Mit DORA wird Cyber Resilience Testing zur regulatorischen Pflicht für alle Finanzinstitute in der EU. Die Verordnung fordert umfassende, realitätsnahe Tests der digitalen Widerstandsfähigkeit – von Vulnerability Scans bis zu hochkomplexen Threat-Led Penetration Tests (TLPT). Ab Januar 2025 müssen Institute nachweisen, dass ihre IKT-Systeme auch gegen ausgefeilte Cyber-Angriffe resilient sind.

Regulatorische Grundlagen: DORA Art. 24-27

Verpflichtende Tests für alle Finanzinstitute (Art. 25)

Mindestanforderungen an alle Institute:

  1. Vulnerability Assessments and Scans: Mindestens jährlich für alle kritischen Systeme
  2. Open Source Analyses: Überwachung von öffentlich bekannten Schwachstellen
  3. Network Security Assessments: Überprüfung der Netzwerksegmentierung und Firewall-Regeln
  4. Gap Analyses: Identifikation von Sicherheitslücken im IKT-Risikomanagement
  5. Physical Security Reviews: Prüfung der physischen Sicherheit kritischer Infrastruktur (Rechenzentren)
  6. Questionnaires und Scanning-Software-Lösungen: Standardisierte Assessments
  7. Source Code Reviews: Bei Eigenentwicklungen kritischer Systeme
  8. Szenario-basierte Tests: Simulation von Angriffsvektoren (DDoS, Ransomware, Social Engineering)
  9. Compatibility Testing: Sicherstellung der Kompatibilität nach Updates
  10. Performance Testing: Belastungstests unter Berücksichtigung von Sicherheitsaspekten
  11. End-to-End-Testing: Ganzheitliche Tests der Prozessketten
  12. Penetrationstests: Gezielte Simulation von Angriffen

Advanced Testing für bedeutende Institute (Art. 26-27)

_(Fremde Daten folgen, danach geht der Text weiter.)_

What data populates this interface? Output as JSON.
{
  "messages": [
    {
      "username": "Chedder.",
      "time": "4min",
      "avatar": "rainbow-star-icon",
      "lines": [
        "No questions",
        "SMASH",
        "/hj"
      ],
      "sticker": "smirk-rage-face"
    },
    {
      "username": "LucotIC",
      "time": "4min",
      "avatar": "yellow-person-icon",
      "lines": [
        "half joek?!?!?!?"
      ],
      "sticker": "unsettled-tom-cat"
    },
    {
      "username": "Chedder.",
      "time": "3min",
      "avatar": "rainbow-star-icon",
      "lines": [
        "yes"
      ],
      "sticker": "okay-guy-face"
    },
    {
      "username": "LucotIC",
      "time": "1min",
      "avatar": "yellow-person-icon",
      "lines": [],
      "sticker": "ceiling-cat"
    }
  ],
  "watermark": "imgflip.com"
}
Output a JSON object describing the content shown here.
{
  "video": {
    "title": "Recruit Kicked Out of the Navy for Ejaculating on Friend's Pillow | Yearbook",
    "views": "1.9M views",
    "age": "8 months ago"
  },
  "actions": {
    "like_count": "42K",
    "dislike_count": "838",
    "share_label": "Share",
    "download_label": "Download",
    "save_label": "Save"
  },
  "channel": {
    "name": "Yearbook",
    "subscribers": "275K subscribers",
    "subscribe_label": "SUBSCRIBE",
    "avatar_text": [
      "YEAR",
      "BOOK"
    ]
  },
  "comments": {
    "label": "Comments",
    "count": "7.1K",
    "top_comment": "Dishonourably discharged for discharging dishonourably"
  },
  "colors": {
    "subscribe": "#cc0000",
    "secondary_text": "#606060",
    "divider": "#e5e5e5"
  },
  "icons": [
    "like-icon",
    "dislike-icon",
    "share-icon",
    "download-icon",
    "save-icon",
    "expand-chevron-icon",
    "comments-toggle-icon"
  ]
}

Systemrelevante Institute müssen zusätzlich Threat-Led Penetration Tests (TLPT) durchführen – die anspruchsvollste Form des Cyber Resilience Testing.

Threat-Led Penetration Tests (TLPT)

Was ist TLPT?

TLPT sind realitätsnahe, geheimdienstähnliche Angriffssimulationen durch externe Experten (Red Team), die auf aktueller Threat Intelligence basieren. Im Gegensatz zu klassischen Penetrationstests sind TLPT:

  • Threat Intelligence-gestützt: Angriffsmethoden realer APT-Gruppen (Advanced Persistent Threats)
  • Unangekündigt: IT-Teams (Blue Team) wissen nicht, wann der Test beginnt
  • Realistisch: Volle Ausnutzung von Schwachstellen (mit Sicherheitsvorkehrungen)
  • Ganzheitlich: Kombination technischer, organisatorischer und physischer Angriffe
  • Crown Jewel-fokussiert: Fokus auf die kritischsten Systeme und Daten

Wer muss TLPT durchführen?

Kriterien für TLPT-Verpflichtung (Art. 26 Abs. 1):

Nationale Aufsichtsbehörden (in Deutschland: BaFin, EZB/SSM) designieren Institute basierend auf:

  1. Größe: Bilanzsumme > 30 Mrd. EUR (indikativ)
  2. Systemische Bedeutung: Systemrelevante Institute (G-SIB, O-SII)
  3. Kritikalität der Geschäftstätigkeit: Payment Service Provider, Systemdienstleister
  4. IKT-Risikoprofil: Institute mit hoher Cyber-Exposition
  5. Vernetzung: Zentrale Rolle im Finanzsystem (z.B. Clearinghäuser)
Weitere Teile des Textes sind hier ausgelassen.